Rechtspraak
Appellante ontvangt sinds 10 april 2012 een WW-uitkering. Naar aanleiding van op 29 oktober 2013 en 6 december 2013 ontvangen anonieme tips dat appellante vanaf half januari 2013 drie dagen per week zwart huishoudelijk werk zou verrichten bij drie particulieren, verricht UWV onderzoek naar de rechtmatigheid van de aan appellante verstrekte uitkering. De resultaten van het onderzoek leiden ertoe dat UWV bij besluit van 14 maart 2014 (besluit 1) de WW-uitkering van appellante met ingang van 14 januari 2013 heeft herzien met elf uur per week. UWV vordert onverschuldigd betaalde WW-uitkering terug en legt aan appellante een boete op in verband met schending van de inlichtingenplicht.

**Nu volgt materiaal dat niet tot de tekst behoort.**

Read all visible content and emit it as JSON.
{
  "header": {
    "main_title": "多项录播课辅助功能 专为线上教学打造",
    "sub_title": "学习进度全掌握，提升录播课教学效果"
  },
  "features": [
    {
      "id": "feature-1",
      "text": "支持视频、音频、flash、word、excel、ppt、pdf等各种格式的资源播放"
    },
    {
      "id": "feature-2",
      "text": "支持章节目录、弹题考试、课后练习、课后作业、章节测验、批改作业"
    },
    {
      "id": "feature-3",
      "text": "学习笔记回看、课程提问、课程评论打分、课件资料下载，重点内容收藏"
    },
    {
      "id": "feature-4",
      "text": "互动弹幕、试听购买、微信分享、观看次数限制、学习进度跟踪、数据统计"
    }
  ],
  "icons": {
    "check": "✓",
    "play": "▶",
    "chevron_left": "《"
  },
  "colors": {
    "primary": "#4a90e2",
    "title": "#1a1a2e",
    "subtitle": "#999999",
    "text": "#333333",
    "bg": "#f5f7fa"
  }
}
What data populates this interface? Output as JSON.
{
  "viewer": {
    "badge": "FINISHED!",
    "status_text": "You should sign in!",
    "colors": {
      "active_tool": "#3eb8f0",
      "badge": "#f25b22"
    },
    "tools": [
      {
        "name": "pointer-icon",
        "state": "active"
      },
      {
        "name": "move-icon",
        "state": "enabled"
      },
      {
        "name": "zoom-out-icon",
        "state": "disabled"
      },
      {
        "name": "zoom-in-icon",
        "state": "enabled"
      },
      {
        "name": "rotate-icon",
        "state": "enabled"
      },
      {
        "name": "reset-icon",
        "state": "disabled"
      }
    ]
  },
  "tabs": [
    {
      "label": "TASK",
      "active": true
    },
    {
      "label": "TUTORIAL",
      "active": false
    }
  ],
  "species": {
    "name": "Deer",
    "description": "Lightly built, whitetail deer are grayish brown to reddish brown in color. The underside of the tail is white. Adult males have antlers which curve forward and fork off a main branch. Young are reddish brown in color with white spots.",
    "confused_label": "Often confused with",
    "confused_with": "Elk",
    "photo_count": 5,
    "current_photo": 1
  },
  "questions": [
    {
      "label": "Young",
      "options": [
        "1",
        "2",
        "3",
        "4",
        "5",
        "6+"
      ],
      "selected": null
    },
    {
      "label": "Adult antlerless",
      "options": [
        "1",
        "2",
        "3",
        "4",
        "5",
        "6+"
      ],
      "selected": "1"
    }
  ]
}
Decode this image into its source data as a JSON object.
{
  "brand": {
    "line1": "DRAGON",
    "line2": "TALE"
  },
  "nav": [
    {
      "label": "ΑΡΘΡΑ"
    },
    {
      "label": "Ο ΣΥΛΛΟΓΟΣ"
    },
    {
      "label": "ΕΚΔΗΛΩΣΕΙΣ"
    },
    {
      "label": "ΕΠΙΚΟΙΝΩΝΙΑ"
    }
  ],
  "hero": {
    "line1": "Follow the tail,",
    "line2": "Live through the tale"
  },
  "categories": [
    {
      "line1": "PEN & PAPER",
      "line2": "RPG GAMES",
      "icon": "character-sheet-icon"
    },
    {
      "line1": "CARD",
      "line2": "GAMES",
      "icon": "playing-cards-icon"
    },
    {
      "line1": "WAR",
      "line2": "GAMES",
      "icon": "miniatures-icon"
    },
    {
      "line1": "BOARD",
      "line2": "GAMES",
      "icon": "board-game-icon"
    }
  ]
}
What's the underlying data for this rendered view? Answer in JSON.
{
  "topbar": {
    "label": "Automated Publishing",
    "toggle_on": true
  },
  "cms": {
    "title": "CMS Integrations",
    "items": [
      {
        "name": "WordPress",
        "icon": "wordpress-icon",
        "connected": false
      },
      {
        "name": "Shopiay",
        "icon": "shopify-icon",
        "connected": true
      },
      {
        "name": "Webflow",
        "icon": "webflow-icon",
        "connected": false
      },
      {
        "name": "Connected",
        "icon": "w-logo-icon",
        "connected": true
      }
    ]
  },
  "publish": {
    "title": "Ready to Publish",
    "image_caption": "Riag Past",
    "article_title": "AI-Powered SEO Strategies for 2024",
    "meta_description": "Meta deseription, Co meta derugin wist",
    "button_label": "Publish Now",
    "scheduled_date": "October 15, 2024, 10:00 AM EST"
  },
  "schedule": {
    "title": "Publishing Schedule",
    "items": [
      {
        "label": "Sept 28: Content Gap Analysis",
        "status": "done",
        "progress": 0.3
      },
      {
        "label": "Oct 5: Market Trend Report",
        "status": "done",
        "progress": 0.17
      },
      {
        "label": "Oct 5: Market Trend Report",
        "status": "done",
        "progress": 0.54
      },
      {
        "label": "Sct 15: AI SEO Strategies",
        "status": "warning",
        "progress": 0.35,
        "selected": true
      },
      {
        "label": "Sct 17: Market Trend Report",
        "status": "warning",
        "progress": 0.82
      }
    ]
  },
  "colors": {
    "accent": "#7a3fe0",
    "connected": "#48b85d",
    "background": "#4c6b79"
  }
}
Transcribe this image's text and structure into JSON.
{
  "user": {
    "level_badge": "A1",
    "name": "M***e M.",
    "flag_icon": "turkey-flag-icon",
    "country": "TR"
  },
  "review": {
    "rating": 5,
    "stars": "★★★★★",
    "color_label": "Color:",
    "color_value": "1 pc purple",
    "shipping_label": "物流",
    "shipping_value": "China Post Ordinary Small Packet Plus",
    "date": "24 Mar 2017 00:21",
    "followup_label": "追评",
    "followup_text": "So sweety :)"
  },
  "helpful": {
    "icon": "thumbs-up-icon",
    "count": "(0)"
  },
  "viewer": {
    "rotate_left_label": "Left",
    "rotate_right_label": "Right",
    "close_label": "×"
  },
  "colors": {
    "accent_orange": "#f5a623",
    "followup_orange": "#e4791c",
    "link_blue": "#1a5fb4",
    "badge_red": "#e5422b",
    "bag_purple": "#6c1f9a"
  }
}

Het bezwaar en beroep worden ongegrond verklaard. Appellante heeft in hoger beroep betoogd dat niet vaststaat dat zij werkzaamheden heeft verricht noch dat deze hebben plaatsgevonden tijdens de aangegeven periode en in deze omvang.
De Centrale Raad van Beroep oordeelt als volgt. Vooropgesteld wordt dat het bij een besluit tot herziening van uitkeringen als hier aan de orde gaat om een belastend besluit waarbij het aan het bestuursorgaan is om de nodige kennis omtrent de relevante feiten en omstandigheden te vergaren en daarmee te onderbouwen dat geen of minder recht op uitkering heeft bestaan. Uit de verklaringen kan worden afgeleid dat appellante wekelijks gedurende elf uur aanwezig was bij de genoemde personen. Dit wordt ook niet betwist door appellante. Dat appellante gedurende deze elf uur per week ook (op geld waardeerbare) werkzaamheden heeft verricht kan uit deze, elkaar ondersteunende, verklaringen evenwel niet worden afgeleid. Het enkele feit dat sprake is van wekelijkse bezoeken en het af en toe verrichten van enkele huishoudelijke klussen is daartoe onvoldoende. Bij het ontbreken van andere onderzoeksresultaten die het standpunt van UWV zouden kunnen ondersteunen, moet de conclusie zijn dat de onderzoeksbevindingen onvoldoende feitelijke grondslag bieden voor het standpunt van UWV dat appellante vanaf 14 januari 2013 elf uur per week huishoudelijke werkzaamheden verrichtte bij de genoemde personen. UWV heeft dan ook niet aannemelijk gemaakt dat appellante elf uur per week werkzaamheden verrichtte en, door geen opgave te doen van deze elf uren, haar inlichtingenverplichting heeft geschonden. De herziening en terugvordering berusten niet op een deugdelijke feitelijke grondslag en wegens strijd met artikel 7:12 lid 1 Algemene wet bestuursrecht kan het besluit tot herziening en terugvordering niet in stand kan blijven. UWV heeft ook niet aannemelijk gemaakt dat appellante haar inlichtingenverplichting heeft geschonden. Daaruit vloeit voort dat UWV niet bevoegd was appellante op grond van artikel 27a WW een boete op te leggen.